8. Keraguan

1.7K 297 57
                                    

•••

Ups! Gambar ini tidak mengikuti Pedoman Konten kami. Untuk melanjutkan publikasi, hapuslah gambar ini atau unggah gambar lain.

•••

30 Oktober 2018

  Beberapa hari kemudian, Jaehyun membicarakan tentang ritual yang ingin mereka lakukan kepada Doyoung dan teman-temannya. Sebenarnya, Jaehyun ingin memberitahu Doyoung saja. Namun katanya, keberhasilan ritual tersebut akan meningkat dengan semakin banyak orang yang ikut.

  Jaehyun pun tak sembarang mengajak orang. Dia mengajak Doyoung karena dia tahu selama ini Saera menganggap Doyoung sebagai kakaknya, menggantikan tugas yang seharusnya dilakukan oleh Jaehyun.

  Jaehyun juga mengajak kenalan-kenalannya yang lain. Mereka sepakat untuk ikut, walau hati mereka sebenarnya ragu. Namun, karena mereka semua punya penyesalan yang sama, mereka memutuskan untuk ikut saja.

  Selama berhari-hari, mereka mempersiapkan ritual tersebut sebaik-baiknya. Mereka mencari musik yang cocok untuk ritual. Setelah itu, Haechan dan Taeyong bekerja sama untuk membuat koreografinya.

  Mereka telah sepakat bahwa yang akan menarikannya adalah Haechan, Taeyong, Yangyang, dan Mark. Mereka berempat sebenarnya takut dan ragu. Namun, mereka memilih untuk mengikuti apa kata Jaehyun.

  Soal tempat, Jaehyun dan Yuta yang mengurusnya. Mereka sengaja berkendara ke pinggiran kota, berusaha menemukan tempat yang cocok. Mereka akhirnya memutuskan untuk melakukannya di hutan. Jauh dari pusat kota.

  "Kamu yakin kita melakukan ritualnya di sini?" tanya Yuta. "Hutan ini mengerikan sekali."

  Yuta mengedarkan pandangannya ke sekeliling.

  "Lalu di mana lagi?" Jaehyun balas bertanya. "Aku tidak mau tahu, pokoknya ritual ini harus dilaksanakan."

  Yuta menatap Jaehyun selama beberapa detik. "Kamu tidak takut akan resiko yang bisa muncul nanti?"

  Wajah Jaehyun berubah menjadi sendu. "Apapun resikonya, akan kuterima."

  Yuta tidak dapat mendebat Jaehyun lagi.

•••

  Malam itu, Mark dan Jaehyun nongkrong di cafe depan sekolah mereka. Mark sehabis berlatih tarian untuk ritual, sedangkan Jaehyun menemani Mark.

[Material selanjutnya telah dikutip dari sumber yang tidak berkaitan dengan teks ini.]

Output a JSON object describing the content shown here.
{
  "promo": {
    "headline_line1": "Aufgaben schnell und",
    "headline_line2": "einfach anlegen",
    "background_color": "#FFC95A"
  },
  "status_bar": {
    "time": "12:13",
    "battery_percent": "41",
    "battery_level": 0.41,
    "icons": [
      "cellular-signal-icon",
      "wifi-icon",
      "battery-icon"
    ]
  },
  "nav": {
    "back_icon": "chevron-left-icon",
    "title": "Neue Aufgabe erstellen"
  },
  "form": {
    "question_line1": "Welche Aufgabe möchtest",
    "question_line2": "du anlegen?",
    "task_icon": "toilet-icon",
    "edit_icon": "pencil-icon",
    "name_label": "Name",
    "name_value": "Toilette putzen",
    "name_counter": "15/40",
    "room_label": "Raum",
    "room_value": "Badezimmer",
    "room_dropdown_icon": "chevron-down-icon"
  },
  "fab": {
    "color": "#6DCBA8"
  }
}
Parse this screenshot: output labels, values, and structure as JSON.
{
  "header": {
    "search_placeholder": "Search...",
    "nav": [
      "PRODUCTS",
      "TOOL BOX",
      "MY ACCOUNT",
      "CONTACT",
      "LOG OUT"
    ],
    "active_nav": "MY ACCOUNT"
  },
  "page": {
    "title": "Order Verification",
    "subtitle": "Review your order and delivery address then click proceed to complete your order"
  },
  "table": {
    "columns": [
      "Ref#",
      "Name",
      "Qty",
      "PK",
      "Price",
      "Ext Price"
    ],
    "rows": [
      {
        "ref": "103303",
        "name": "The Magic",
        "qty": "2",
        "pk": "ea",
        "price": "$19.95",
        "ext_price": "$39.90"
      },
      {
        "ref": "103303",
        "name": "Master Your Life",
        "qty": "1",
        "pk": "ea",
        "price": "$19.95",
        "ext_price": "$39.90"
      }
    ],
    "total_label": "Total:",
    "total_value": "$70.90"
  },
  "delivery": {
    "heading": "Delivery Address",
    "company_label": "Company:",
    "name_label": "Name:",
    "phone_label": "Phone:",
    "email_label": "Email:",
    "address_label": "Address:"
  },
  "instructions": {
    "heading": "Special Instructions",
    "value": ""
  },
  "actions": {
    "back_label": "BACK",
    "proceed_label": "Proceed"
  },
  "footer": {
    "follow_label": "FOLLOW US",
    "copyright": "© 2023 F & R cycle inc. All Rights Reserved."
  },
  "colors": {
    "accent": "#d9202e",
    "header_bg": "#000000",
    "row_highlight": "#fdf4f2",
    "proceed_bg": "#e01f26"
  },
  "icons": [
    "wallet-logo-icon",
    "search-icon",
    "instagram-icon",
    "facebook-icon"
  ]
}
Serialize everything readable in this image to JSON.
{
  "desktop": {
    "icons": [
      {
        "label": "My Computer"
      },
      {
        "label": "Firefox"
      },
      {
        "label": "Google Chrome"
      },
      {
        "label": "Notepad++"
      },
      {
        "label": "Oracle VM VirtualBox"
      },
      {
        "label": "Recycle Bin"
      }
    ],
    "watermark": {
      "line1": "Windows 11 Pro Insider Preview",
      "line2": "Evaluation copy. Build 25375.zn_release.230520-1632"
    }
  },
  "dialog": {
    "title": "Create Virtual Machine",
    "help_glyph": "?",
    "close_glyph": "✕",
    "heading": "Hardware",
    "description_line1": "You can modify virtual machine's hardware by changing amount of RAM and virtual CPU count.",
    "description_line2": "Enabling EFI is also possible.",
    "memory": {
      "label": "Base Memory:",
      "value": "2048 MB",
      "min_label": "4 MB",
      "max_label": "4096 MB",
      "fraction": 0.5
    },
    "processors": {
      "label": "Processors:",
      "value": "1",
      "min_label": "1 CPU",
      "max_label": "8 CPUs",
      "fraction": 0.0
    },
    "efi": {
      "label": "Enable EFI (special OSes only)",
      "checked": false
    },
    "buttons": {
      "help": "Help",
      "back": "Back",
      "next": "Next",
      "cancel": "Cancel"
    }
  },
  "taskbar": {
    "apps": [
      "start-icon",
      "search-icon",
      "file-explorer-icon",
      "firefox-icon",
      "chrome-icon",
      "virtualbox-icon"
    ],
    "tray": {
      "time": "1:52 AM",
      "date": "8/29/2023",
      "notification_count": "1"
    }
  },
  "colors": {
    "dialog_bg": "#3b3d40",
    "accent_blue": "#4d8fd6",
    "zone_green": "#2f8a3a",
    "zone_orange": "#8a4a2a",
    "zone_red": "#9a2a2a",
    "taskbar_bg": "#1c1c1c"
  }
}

  Mark menyeruput es cappucinonya. Kemudian dia menatap Jaehyun.

  "Jaehyun, kamu yakin dengan semua ini?" tanya Mark.

  Jaehyun yang sedang menikmati kue kejunya pun menghentikan aktivitasnya. "Maksudmu?"

  "Aku rasa kita perlu menghentikan ini," jawab Mark. "Sebelum terlambat, kita batalkan ritualnya."

  Jaehyun marah, tentu saja. Dia sudah berusaha keras untuk membuat ritual ini berjalan sempurna. Namun, sahabatnya itu malah menyuruhnya berhenti.

  "Lho, kan kamu sudah setuju untuk mengikuti ritualnya?" Jaehyun meninggikan suaranya. "Kamu juga setuju untuk menjadi orang yang membawakan tariannya. Kenapa kamu tiba-tiba ingin mundur?"

  Mark terdiam. Dia mengalihkan pandangannya ke luar jendela. Jaehyun memandang Mark dengan bingung.

  "Aku ... aku tidak sanggup harus bertemu dengan dia lagi," kata Mark setelah terdiam beberapa lama.

  "Maksudnya, Mark?" tanya Jaehyun yang semakin bingung.

  Mark tak menjawab. Dia menyeruput es cappucinonya lagi, lalu bangkit dan menggendong tas di pundak.

  "Aku pulang dulu, Jaehyun," kata Mark. "Aku lelah sekali dan ingin istirahat. Sampai ketemu besok. Dan kuharap kamu memikirkan apa yang kukatakan."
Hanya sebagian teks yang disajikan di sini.